The community banking segment showed solid growth in 2013. Net core households grew by 4,200 or about 4% for the second consecutive year, which shows the power and strength of our bank's value proposition to our retail customers. The bank also produced loan growth in a soft economic environment with average loans growing by 3.8% from the prior year. The loan growth was diverse and as you compare our core net interest margin and the yield on our loan portfolio to our peers, you can see that we did not sacrifice earnings to generate loan growth.

The Company also continued to see a meaningful reduction in non-performing assets during 2013 which are now at the lowest levels in four years. While the macroeconomic conditions certainly helped, the Company's dedicated effort to reduce nonperforming loans and to work with our problem credits were the keys to the success.

Union Mortgage Group (UMG) had a challenging 2013. The industry saw a sharp increase in market rates over the summer which caused a rapid and significant decline in both refinance and purchase money originations.

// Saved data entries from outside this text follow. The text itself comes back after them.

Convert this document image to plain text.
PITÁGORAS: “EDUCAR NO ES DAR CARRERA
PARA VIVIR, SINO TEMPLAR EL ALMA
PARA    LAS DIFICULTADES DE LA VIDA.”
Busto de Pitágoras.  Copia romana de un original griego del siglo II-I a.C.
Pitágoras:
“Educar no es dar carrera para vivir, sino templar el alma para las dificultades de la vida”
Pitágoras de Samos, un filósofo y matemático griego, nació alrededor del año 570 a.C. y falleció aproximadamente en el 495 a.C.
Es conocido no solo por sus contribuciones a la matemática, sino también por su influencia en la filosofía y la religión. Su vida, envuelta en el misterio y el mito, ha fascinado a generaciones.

While that was occurring, UMG was undertaking two strategic initiatives: UMG was in the process of moving its headquarters from Annandale to Richmond to reduce costs and was implementing a new state of the art loan origination system. Those were necessary changes, but also brought additional expenses and distraction at a time of declining revenues. With the headquarters move completed and the new loan origination system in place, the expense level should normalize as we adjust to the lower volume of originations.

Now let me turn to the acquisition of StellarOne Corporation. With assets of more than $7 billion and an estimated Virginia deposit market share of 3.4%, our new size puts a lot of distance between us and our community bank competitors. It has been nearly 15 years since Virginia has had a bank that large to call its own.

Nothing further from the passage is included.